Business
Nigeria’s digital economy projected to hit $16bn by 2030, says LBS

The Lagos Business School (LBS) has projected that Nigeria’s e-commerce market will exceed $16 billion by 2030, stressing that digital transformation remains central to the country’s economic future.
Speaking on Saturday at the 35th annual conference of the Finance Correspondents Association of Nigeria (FICAN) in Lagos, the Dean of LBS, Professor Olayinka David-West, represented by Professor Akintola Owolabi of the Department of Cost and Management Accounting, said Nigeria stands on the brink of a digital revolution capable of reshaping commerce, livelihoods, and service delivery.
She noted that internet penetration stood at 43.5 per cent as of March 2024, with over 163 million Nigerians online, while the telecommunications sector contributes 18 to 20 per cent to GDP. “This digital revolution transcends statistics; it reshapes commerce, services, and livelihoods,” she said.
Platforms such as Jumia and Konga, she added, continue to fuel e-commerce growth, while logistics startups like Kwik and GIGL illustrate how digital technologies are spawning new value chains, enhancing efficiency, and expanding economic opportunities.

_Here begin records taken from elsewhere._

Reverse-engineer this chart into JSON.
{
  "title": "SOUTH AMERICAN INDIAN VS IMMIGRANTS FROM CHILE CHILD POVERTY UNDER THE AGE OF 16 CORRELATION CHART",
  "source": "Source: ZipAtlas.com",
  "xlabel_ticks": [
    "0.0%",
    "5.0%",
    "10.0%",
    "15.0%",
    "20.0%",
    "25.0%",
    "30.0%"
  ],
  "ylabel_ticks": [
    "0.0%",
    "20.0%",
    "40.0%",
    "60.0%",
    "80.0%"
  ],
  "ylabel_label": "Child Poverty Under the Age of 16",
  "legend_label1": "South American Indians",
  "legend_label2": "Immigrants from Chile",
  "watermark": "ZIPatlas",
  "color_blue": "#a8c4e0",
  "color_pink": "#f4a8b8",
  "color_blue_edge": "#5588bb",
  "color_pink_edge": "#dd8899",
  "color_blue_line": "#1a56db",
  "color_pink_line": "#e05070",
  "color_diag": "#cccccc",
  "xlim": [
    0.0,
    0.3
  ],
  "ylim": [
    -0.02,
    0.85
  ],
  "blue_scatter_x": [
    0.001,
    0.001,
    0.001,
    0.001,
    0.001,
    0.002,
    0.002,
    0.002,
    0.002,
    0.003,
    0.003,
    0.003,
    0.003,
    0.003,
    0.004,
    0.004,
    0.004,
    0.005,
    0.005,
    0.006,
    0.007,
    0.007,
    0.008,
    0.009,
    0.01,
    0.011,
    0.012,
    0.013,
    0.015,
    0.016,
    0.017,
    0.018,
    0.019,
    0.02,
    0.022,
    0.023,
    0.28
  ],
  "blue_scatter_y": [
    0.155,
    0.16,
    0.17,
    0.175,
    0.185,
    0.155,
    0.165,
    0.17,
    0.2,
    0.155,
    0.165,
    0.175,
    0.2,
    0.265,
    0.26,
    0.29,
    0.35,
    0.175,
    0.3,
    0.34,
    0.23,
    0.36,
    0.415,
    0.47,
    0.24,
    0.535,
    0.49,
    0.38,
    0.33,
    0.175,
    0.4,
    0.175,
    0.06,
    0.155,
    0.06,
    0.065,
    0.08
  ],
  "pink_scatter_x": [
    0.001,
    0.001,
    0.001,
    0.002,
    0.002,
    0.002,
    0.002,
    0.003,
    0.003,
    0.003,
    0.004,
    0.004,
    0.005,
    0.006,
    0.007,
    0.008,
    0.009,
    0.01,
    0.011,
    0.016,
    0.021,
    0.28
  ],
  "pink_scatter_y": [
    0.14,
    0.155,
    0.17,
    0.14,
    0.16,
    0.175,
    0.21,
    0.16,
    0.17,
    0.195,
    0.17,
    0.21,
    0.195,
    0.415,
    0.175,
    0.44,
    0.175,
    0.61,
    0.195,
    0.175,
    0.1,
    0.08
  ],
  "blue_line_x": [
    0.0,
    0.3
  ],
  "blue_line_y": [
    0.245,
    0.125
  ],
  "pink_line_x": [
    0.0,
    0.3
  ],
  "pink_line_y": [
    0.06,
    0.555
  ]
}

Nigeria’s fintech sector remains a standout performer, attracting over $2 billion in investments in 2024 to consolidate its position as Africa’s financial technology powerhouse. Leading banks including Access Bank and GTBank are increasingly adopting Artificial Intelligence (AI) and Machine Learning (ML) to improve fraud detection, credit scoring, customer support, and personalised banking services.
David-West also highlighted taxation as both a challenge and opportunity in the digital economy. Since January 2022, Nigeria has imposed a 6 per cent Digital Services Tax (DST) on non-resident providers, alongside VAT on foreign digital services. The N50 electronic money transfer levy on transactions of N10,000 and above has also become a notable revenue stream.
“Digital payments and mobile money can help formalise vast informal sectors, improve tax compliance, and integrate businesses into financial systems,” she explained.
Despite the opportunities, she warned that challenges such as weak infrastructure, poor electricity supply, limited broadband access in rural areas, and digital skills gaps must be addressed. She called for regulators to strike a balance between innovation and consumer protection as technology adoption accelerates.
FICAN chairman, Mr. Chima Titus, described the digital economy as the “backbone of modern growth,” noting that ICT contributed 18.3 per cent to GDP in the second quarter of 2025, while digital payment transactions surpassed N600 trillion in the first half of the year, a 22 per cent increase year-on-year. Mobile money usage, he added, has reached over 73 million Nigerians, extending financial services to rural areas.
He also cited the Central Bank of Nigeria’s Payment System Vision 2020, which provides a framework for AI-driven innovations, blockchain settlements, and cross-border digital payments under the African Continental Free Trade Area.
“No robust digital economy can flourish without an equitable and effective tax framework,” Titus said, underscoring the need for a balanced approach to policy and innovation.